Something that has always bothered me, is that many PADI dive shops circulate the exams behind the scenes. I've known Instructors that can't calculate a 15% tip....if you know what I mean. But hey, you work in the shop, the exam is right there in a file. I couldnt figure out for a while, how some stoner/doofuses were getting 100% on the physics. They memorize the actual questions. Switch variables around, they are helpless.
I guess I'll get kicked off the board now
It's a buisness to sell, who are we kidding? Does NAUI sell materials on the same scale?
I personally think that PADI is more than adequate for recreational divers, because at some point, people understand the forces at play and figure out for themselves "if I don't do this correctly, I could end up in real trouble"

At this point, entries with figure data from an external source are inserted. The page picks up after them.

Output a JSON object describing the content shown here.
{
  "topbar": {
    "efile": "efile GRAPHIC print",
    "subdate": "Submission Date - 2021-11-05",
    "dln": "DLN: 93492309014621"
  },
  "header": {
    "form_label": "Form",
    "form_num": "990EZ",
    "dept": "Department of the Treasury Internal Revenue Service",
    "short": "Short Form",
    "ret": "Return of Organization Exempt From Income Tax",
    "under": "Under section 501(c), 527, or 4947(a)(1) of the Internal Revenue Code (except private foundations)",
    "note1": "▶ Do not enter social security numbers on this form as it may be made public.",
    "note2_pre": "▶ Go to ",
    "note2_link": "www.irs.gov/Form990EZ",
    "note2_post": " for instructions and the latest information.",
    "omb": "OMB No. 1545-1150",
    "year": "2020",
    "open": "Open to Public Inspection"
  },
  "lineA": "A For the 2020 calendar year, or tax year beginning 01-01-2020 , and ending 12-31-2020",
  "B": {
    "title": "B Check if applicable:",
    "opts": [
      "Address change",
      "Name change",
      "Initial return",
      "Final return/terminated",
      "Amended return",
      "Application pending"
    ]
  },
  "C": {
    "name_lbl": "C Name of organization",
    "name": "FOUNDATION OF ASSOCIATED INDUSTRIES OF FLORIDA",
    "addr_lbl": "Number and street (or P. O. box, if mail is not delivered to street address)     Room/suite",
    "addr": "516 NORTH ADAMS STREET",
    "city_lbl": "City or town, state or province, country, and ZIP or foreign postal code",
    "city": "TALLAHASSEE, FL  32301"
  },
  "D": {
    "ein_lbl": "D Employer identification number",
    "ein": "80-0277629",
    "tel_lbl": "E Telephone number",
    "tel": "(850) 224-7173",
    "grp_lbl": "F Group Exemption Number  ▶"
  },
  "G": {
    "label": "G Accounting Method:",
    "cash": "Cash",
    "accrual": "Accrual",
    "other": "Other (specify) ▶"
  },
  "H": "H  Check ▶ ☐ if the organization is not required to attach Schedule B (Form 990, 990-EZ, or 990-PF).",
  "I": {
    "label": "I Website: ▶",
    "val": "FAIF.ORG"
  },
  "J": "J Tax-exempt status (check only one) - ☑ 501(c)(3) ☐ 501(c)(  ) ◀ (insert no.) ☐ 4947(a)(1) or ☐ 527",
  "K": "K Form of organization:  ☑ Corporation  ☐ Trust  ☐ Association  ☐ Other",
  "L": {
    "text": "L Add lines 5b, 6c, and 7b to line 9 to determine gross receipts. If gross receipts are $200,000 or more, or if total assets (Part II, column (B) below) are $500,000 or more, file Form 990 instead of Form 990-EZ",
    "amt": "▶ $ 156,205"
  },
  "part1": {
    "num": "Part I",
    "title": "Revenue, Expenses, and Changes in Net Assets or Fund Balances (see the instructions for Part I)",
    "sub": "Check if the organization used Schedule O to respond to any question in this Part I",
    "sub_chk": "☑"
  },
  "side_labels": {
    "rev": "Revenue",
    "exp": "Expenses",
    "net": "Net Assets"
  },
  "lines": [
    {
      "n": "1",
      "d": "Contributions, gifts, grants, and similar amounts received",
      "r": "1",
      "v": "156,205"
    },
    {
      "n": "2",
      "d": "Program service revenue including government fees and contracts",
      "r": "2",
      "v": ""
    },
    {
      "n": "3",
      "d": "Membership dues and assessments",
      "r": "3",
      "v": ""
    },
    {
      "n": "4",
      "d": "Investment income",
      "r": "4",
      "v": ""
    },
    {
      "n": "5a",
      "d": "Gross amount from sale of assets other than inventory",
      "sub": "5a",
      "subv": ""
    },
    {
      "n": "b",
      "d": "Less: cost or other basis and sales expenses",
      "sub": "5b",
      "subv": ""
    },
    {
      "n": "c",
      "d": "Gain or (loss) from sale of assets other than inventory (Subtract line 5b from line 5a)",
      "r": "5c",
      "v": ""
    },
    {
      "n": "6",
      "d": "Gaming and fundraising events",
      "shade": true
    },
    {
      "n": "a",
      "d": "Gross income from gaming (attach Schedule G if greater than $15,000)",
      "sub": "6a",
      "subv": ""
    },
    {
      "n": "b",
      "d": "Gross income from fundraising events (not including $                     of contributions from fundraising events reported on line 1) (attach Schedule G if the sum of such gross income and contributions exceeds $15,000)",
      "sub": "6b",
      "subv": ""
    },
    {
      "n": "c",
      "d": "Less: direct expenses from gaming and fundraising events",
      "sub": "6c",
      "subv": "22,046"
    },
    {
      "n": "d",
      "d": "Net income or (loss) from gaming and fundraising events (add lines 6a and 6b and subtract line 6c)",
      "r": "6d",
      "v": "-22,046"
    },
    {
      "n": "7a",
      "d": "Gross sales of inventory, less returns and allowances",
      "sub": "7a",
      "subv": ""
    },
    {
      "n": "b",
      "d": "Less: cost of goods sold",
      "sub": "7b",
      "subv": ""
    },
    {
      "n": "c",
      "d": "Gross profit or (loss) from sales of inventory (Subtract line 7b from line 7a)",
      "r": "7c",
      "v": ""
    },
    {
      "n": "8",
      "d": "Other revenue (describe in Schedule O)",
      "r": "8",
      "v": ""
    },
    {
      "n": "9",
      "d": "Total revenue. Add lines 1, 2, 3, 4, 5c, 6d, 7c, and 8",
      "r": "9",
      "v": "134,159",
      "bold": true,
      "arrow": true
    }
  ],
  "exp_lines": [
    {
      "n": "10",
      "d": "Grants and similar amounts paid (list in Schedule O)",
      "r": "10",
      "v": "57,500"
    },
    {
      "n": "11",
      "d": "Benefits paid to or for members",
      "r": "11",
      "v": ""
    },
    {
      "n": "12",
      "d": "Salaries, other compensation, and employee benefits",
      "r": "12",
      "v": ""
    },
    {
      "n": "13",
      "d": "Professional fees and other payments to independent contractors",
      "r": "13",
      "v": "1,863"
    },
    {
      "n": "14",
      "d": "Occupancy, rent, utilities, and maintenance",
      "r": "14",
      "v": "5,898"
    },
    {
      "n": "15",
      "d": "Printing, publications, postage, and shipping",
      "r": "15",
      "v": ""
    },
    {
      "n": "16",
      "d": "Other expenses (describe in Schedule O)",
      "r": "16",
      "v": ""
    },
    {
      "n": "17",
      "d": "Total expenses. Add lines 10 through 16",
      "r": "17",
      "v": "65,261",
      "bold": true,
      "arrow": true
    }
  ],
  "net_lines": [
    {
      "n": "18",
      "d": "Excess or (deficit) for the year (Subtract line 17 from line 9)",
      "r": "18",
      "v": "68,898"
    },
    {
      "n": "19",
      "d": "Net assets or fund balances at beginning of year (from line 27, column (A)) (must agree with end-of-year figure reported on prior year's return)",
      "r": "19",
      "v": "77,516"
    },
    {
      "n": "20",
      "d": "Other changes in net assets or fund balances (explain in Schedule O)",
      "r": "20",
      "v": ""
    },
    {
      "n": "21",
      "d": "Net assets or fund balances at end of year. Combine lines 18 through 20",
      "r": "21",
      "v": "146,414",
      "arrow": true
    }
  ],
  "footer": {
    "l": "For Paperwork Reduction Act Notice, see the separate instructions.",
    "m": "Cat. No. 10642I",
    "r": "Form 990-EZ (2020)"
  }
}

The PADI model is to keep the open water divers buying.....having tough instructors that occasionally reject paying customers doesn't keep that model optimized. You can't be "the way the world dives" AND have the highest standards. Is that bad? I don't think so, more people introduced to the ocean is almost always good. Some people want diving to be elite, and it doesn't need to be, at the entry level. I do think operators take unfit divers to sites that are over their abilty, too deep, too much current, etc.
That is for the diver to figure out, if he wants to survive.
In some ways, the more you enforce standards, the less people think for themselves. All those "trust divers" are where things fall apart in the water.